Меня не испугала бы тогда даже перспектива повешения. Я очень слабо понимал, что именно я делаю. Никакой ответственности я тогда не ощущал. После убийств я чувствовал страх вперемешку с сожалением. Я смотрел на фото Мартина Даффи сегодня, и это потрясло меня до глубины души – на этом фото он как живой, а ведь он мертв, и это я его уничтожил. Я не могу перестать об этом думать. Я не тону в жалости к себе, меня просто удивляет, как это – все это, от начала и до конца – вообще могло произойти. Я должен чувствовать себя каким-нибудь двуликим монстром, но в зеркале я вижу только себя: все того же прежнего, ответственного, дружелюбного, отзывчивого, уважаемого Деса Нильсена. Я не чувствую себя психически больным. У меня нет головных болей и перепадов давления, я не слышу голосов, ничто в моих мыслях или действиях не указывает на безумие. Сумасшествие, как говорил дон Кихот, означает видеть жизнь такой, какая она есть, а не такой, какой она должна быть; сумасшествие – это искать сокровища, когда кругом один мусор; это отказываться от своей мечты ради того, кем ты не являешься.
Эти строки Нильсен написал, пока ждал суда в тюрьме Брикстон. Он не говорит, замечал ли в себе признаки безумия до ареста, но порой окружающий мир безжалостно напоминал ему о его новой темной стороне, которую он всеми силами пытался забыть: «Иногда жужжащая рядом муха вдруг напоминала мне о том, что под половицами словно кроется целое иное измерение. Обычно я отмахивался от этих назойливых мыслей, как будто эти события произошли с кем-то другим, а не со мной». Но минимум дважды в день ему приходилось вспоминать об этом, поскольку утром и вечером он брызгал в квартире средство от мух, по мере их появления из личинок, и ставил палочки благовоний под половицы. Другой жилец дома, мисс Адлер, упоминала этот въедливый запах, который Нильсен в разговорах с ней относил на счет общего плачевного состояния здания. Он чувствовал, что обе части его жизни постоянно «шпионили друг за другом», и научился усилием воли входить и выходить из той или иной роли. Размышления о возможном аресте приятно щекотали ему нервы.

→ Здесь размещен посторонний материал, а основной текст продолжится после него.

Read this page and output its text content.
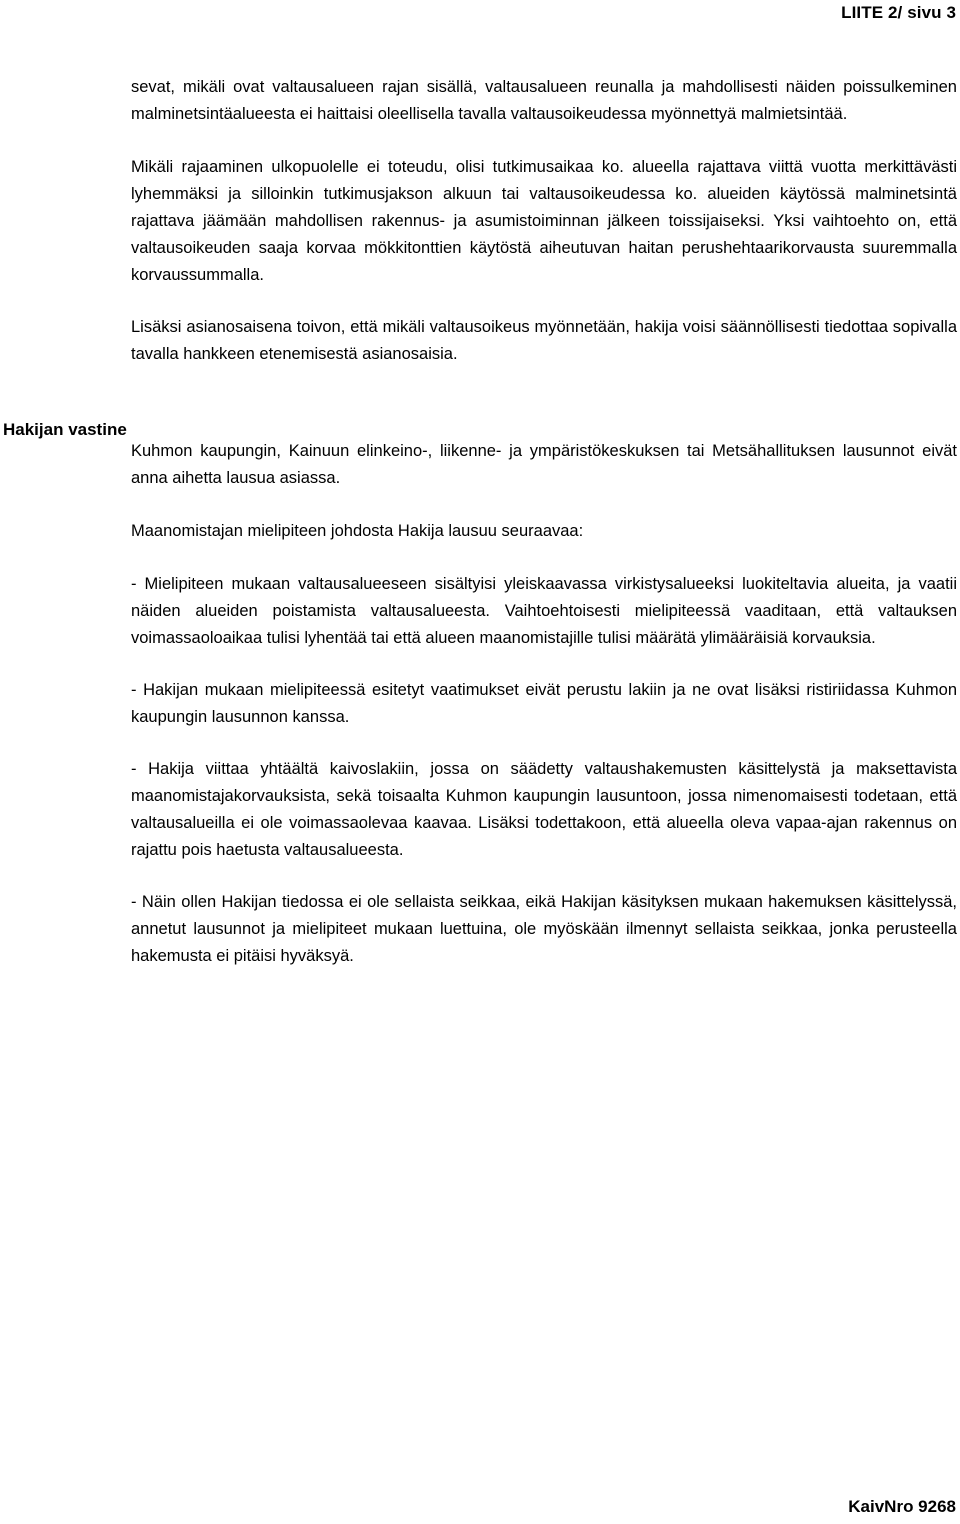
LIITE 2/ sivu 3
Hakijan vastine

sevat, mikäli ovat valtausalueen rajan sisällä, valtausalueen reunalla ja mahdollisesti näiden poissulkeminen malminetsintäalueesta ei haittaisi oleellisella tavalla valtausoikeudessa myönnettyä malmietsintää.

Mikäli rajaaminen ulkopuolelle ei toteudu, olisi tutkimusaikaa ko. alueella rajattava viittä vuotta merkittävästi lyhemmäksi ja silloinkin tutkimusjakson alkuun tai valtausoikeudessa ko. alueiden käytössä malminetsintä rajattava jäämään mahdollisen rakennus- ja asumistoiminnan jälkeen toissijaiseksi. Yksi vaihtoehto on, että valtausoikeuden saaja korvaa mökkitonttien käytöstä aiheutuvan haitan perushehtaarikorvausta suuremmalla korvaussummalla.

Lisäksi asianosaisena toivon, että mikäli valtausoikeus myönnetään, hakija voisi säännöllisesti tiedottaa sopivalla tavalla hankkeen etenemisestä asianosaisia.

Kuhmon kaupungin, Kainuun elinkeino-, liikenne- ja ympäristökeskuksen tai Metsähallituksen lausunnot eivät anna aihetta lausua asiassa.

Maanomistajan mielipiteen johdosta Hakija lausuu seuraavaa:

- Mielipiteen mukaan valtausalueeseen sisältyisi yleiskaavassa virkistysalueeksi luokiteltavia alueita, ja vaatii näiden alueiden poistamista valtausalueesta. Vaihtoehtoisesti mielipiteessä vaaditaan, että valtauksen voimassaoloaikaa tulisi lyhentää tai että alueen maanomistajille tulisi määrätä ylimääräisiä korvauksia.

- Hakijan mukaan mielipiteessä esitetyt vaatimukset eivät perustu lakiin ja ne ovat lisäksi ristiriidassa Kuhmon kaupungin lausunnon kanssa.

- Hakija viittaa yhtäältä kaivoslakiin, jossa on säädetty valtaushakemusten käsittelystä ja maksettavista maanomistajakorvauksista, sekä toisaalta Kuhmon kaupungin lausuntoon, jossa nimenomaisesti todetaan, että valtausalueilla ei ole voimassaolevaa kaavaa. Lisäksi todettakoon, että alueella oleva vapaa-ajan rakennus on rajattu pois haetusta valtausalueesta.

- Näin ollen Hakijan tiedossa ei ole sellaista seikkaa, eikä Hakijan käsityksen mukaan hakemuksen käsittelyssä, annetut lausunnot ja mielipiteet mukaan luettuina, ole myöskään ilmennyt sellaista seikkaa, jonka perusteella hakemusta ei pitäisi hyväksyä.

KaivNro 9268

Тревожить его память могли и различные предметы, разбросанные по квартире: карманные часы, медальон Святого Христофора, разделочная вилка, банка из-под соуса «Тобакко», обломки фотокамеры, – но, похоже, они не слишком Нильсена беспокоили: «Мелочи, принадлежавшие мертвецам, стали частью хозяйства. Я не считал это кражей, поскольку их владельцы никуда не уходили». Он был столь безразличен к значению этих предметов, что носил часы, взятые у одной из жертв, а другие играючи отдал посыльному. Одежду погибших он попросту выбрасывал в мусорную корзину.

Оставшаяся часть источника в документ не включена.